Os passos do magistrado foram seguidos e devidamente registrados através de escutas telefônicas, filmagens e fotografias que integram o inquérito em tramitação no STJ, que embasou a Operação Asafe. O inquérito mostra de que forma as decisões da Justiça Eleitoral eram negociadas e quem atuava no esquema.
As primeiras interceptações da PF revelam um jogo que reúne advogados, desembargadores, servidores e familiares dos acusados.

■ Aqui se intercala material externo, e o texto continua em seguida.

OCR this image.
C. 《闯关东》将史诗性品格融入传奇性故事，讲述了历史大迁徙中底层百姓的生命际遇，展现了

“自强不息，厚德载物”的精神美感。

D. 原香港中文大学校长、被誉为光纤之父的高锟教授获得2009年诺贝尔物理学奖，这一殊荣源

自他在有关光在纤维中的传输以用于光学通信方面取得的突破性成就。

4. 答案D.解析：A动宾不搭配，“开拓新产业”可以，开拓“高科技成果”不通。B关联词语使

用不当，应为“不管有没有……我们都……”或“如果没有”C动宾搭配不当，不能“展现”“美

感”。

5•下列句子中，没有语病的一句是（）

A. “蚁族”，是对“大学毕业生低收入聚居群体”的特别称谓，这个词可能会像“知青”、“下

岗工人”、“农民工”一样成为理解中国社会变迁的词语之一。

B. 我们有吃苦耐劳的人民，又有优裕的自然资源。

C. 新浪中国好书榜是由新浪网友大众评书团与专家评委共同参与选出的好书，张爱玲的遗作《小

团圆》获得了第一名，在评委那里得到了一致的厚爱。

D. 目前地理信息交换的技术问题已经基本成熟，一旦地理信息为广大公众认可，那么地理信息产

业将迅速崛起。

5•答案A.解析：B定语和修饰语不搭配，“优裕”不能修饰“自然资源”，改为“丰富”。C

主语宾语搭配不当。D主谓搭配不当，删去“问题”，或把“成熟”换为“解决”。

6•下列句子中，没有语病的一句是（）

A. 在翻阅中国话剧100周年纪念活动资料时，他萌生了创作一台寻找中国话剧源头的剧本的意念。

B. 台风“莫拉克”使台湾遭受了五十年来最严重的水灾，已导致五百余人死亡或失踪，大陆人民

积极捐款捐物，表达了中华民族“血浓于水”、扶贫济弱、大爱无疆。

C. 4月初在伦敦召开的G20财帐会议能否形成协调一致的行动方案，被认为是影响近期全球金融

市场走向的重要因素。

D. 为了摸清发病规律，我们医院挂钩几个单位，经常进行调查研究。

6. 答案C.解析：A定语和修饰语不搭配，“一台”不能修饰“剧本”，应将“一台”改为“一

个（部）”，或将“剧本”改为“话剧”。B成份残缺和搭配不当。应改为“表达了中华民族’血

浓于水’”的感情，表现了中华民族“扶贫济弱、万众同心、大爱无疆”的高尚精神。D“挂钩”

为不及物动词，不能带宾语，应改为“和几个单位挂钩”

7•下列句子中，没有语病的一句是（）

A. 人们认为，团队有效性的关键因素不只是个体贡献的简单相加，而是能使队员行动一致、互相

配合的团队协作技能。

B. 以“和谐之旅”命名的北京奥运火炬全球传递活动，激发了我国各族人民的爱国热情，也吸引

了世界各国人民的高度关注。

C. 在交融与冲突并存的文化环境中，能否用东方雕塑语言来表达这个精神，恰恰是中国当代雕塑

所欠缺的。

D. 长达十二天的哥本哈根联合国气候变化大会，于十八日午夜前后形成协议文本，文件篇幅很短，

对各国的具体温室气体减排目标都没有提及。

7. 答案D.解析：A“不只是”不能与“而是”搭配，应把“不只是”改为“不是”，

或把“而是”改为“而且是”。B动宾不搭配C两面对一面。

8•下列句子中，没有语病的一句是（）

No primeiro período de interceptações, a polícia identificou indícios da existência de um grupo liderado por Alcenor Alves de Souza – preso durante a operação Asafe -, que teria como objetivo tráfico de influência junto a desembargadores visando à manutenção fraudulenta de sua esposa, Diane Vieira Vasconcellos Alves, à frente da prefeitura de Alto Paraguai. O prefeito da cidade é Adair José Alves Moreira.
Para alcançar seu objetivo, segundo a PF, Alcenor foi auxiliado por seu advogado Eduardo Gomes de Souza Filho e um sobrinho que teria lhe apresentado um amigo, Phelipe Oscar Rabello Jacob, “principal intermediador da negociata, que atuou com promessa de tráfico de influência junto ao seu pai, o juiz-membro do TRE, Eduardo Jacob”.
A partir dos primeiros contatos, a polícia descreve uma série de outros encontros que serviriam para Phelipe repassar as diretrizes processuais “provavelmente indicadas pelo seu pai”. Após buscar ajuda de parlamentares e outros membros do Judiciário, Alcenor recebe ligação de Luiz Carlos Dorileo de Carvalho, também identificado como “Zizo”. Ele teria feito a ponte para os encontros entre a prefeita de Alto Paraguai e Evandro Stábile para suposta negociação, segundo consta no processo. O encontro foi realizado na casa de Luzia Antônia Oliveira Andrade de Carvalho e a PF registrou a presença de Stábile, Diane Vieira Vasconcellos e Zizo (veja foto). Um dos diálogos interceptados revela que Zizo e Diane haviam combinado o encontro. “É o seguinte, dez e meia, mas aí é o seguinte: ele vai, ele vai fazer um, uma proposta lá, entendeu?”, disse Zizo a Diane por telefone. “Tal encontro foi realizado na casa de Luzia Oliveira Andrade de Carvalho, sendo acompanhado por equipe de vigilância, que possibilitou a identificação da pessoa citada como ‘ele’ (…) como sendo o desembargador Evandro Stábile”.
O processo foi remetido ao STJ a partir do momento em que o resultado pretendido por Alcenor somente não se concretizou porque ele não chegou a pagar a quantia contratada pelo “serviço”.